19. Hukuk Dairesi 2016/6418 E. , 2017/442 K.
"İçtihat Metni"
MAHKEMESİ :Asliye Hukuk Mahkemesi
Taraflar arasındaki menfi tespit davasının bozma ilamına uyularak yapılan yargılaması sonunda ilamda yazılı nedenlerden dolayı davanın reddine yönelik olarak verilen hükmün süresi içinde davacı vekilince temyiz edilmesi üzerine dosya incelendi, gereği konuşulup düşünüldü.
- K A R A R -
Davacı asil, 2005 yılında imzalayarak davalıya verdiği 35.000 TL.lik senedin icra takibine konulduğunu, bu senedi davalıya, yeğeni olan dava dışı ...’a verdiği borca karşılık teminat olarak verdiğini, davalının vermiş olduğu borcu faizi ile birlikte tahsil ettiği halde senedi geri vermeyerek icra takibi başlattığını belirterek, borçlu olmadığının tespitini talep ve dava etmiştir.
Davalı asil, açılan davayı kabul etmediğini, davacı ve yeğeni ...’a kefil olduğunu, icra yolu ile kendisine ait taşınmazların satıldığını ve borca karşılık almış olduğu senedi icra takibine koyduğunu savunarak, davanın reddini istemiştir.
Mahkemece, toplanan delillere ve bilirkişi raporuna göre; davacının takip konusu senet nedeniyle bir kısım ödemeler yaptığı, bakiye borcun 3.476,58 TL olduğu gerekçeleriyle davanın kısmen kabulü ile davacının takip dosyasında davalıya 30.10.2013 tarihi itibariyle faizi ile birlikte 3.476,58 TL borçlu, bakiye miktardan ise borçlu bulunmadığının tespitine karar verilmiş, hükmün davalı vekili tarafından temyiz edilmesi üzerine, Dairemizin 12/05/2015 gün ve 2015/1651 E, 2015/7020 K. sayılı ilamı ile ""Dava, İİK"nun 72. maddesi hükmü gereğince açılan menfi tespit davasıdır.
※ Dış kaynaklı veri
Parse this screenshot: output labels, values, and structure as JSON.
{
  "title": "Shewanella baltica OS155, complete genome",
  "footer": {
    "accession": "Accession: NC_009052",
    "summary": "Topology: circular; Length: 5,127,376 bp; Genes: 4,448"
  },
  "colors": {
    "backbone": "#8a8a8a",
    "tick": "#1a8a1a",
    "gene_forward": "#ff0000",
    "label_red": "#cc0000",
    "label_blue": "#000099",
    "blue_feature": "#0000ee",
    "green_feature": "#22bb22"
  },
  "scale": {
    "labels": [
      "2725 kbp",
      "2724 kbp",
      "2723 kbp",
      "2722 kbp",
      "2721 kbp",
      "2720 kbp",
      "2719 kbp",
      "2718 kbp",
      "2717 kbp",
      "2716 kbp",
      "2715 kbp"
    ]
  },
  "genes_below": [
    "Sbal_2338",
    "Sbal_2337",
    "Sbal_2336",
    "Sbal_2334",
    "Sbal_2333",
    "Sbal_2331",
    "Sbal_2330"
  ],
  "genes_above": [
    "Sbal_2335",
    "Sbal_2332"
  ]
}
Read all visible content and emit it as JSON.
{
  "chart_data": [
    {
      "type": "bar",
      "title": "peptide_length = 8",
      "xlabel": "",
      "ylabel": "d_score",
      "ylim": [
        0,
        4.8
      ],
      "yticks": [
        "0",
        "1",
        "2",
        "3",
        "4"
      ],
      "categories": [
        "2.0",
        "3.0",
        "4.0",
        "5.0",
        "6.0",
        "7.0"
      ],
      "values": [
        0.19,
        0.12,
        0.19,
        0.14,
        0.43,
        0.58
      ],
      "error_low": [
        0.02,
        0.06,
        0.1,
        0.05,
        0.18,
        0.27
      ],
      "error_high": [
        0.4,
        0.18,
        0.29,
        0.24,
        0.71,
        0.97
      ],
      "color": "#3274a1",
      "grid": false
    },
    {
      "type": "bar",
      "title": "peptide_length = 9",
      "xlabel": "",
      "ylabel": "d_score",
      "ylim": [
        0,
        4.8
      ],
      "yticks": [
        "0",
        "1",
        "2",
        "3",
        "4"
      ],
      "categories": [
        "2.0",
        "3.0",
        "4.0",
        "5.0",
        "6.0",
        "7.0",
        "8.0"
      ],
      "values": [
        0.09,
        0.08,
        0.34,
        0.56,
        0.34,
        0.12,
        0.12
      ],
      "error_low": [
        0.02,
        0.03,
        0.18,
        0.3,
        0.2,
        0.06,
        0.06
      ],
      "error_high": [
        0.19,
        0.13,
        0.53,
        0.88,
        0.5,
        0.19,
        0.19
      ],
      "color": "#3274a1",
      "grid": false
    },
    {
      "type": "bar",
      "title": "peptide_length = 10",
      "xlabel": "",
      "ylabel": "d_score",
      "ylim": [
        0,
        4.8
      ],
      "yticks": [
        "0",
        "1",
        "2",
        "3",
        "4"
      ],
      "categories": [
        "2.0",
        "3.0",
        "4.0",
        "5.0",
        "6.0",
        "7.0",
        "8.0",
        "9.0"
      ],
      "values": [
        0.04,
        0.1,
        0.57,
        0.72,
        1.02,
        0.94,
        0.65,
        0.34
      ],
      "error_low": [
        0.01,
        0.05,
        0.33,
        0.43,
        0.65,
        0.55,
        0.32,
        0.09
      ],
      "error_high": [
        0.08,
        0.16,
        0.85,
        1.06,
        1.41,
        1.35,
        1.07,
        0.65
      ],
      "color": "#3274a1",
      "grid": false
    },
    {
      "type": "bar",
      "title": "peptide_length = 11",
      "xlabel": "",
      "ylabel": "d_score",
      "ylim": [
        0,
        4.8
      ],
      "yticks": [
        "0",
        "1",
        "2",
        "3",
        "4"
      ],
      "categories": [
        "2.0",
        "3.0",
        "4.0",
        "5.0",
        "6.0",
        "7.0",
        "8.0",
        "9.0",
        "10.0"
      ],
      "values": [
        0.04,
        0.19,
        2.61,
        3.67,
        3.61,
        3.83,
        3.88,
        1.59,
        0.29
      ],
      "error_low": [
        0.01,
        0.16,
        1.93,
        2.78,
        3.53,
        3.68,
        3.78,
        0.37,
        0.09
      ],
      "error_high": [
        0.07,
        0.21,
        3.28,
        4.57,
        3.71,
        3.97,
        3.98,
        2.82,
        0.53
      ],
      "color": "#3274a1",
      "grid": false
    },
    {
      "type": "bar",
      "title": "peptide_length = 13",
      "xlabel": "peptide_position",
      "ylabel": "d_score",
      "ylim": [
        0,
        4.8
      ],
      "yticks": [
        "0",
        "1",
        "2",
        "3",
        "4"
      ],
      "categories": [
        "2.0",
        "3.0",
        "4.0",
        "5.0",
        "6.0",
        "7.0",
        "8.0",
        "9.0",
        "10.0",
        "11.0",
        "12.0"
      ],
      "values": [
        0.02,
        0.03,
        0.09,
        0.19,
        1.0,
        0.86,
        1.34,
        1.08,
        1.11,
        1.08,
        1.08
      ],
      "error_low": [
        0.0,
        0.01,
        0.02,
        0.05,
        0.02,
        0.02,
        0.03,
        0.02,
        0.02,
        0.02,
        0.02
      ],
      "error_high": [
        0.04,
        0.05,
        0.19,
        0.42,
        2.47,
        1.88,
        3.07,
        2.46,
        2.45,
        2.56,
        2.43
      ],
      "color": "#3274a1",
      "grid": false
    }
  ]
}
Bu durumda mahkemece kurulacak hükmün olumsuz, bir başka deyişle borçlu olunmayan kısmın tespiti şeklinde olması gerekirken olumlu tespit şeklinde hüküm oluşturulup, kabul edilen miktarın açık bir şekilde belirtilmeyerek infazda tereddüt yaratacak biçimde karar verilmiş olması usul ve yasaya aykırıdır. "" gerekçesi ile hükmün bozulması sonucunda, mahkemece bozmaya uyularak yapılan yargılama neticesinde, senede karşı senetle ispat kuralı gereği,davacının takibe konulan senedin bedelsiz olduğunu yazılı delille ispatlaması gerektiği, bozma ilamına uyulmuş ise de sair temyiz itirazlarının şimdilik incelenmemiş olması da dikkate alınarak davacının davasını ispat edemediği gerekçesiyle davanın reddine karar verilmiş, hüküm davacı vekili tarafından temyiz edilmiştir.
Dosyadaki yazılara kararın dayandığı delillerle gerektirici sebeplere, delillerin takdirinde bir isabetsizlik bulunmamasına göre, davacı vekilinin yerinde görülmeyen bütün temyiz itirazlarının reddiyle usul ve kanuna uygun bulunan hükmün ONANMASINA, aşağıda yazılı onama harcının temyiz edenden alınmasına, 25/01/2017 gününde oybirliğiyle karar verildi.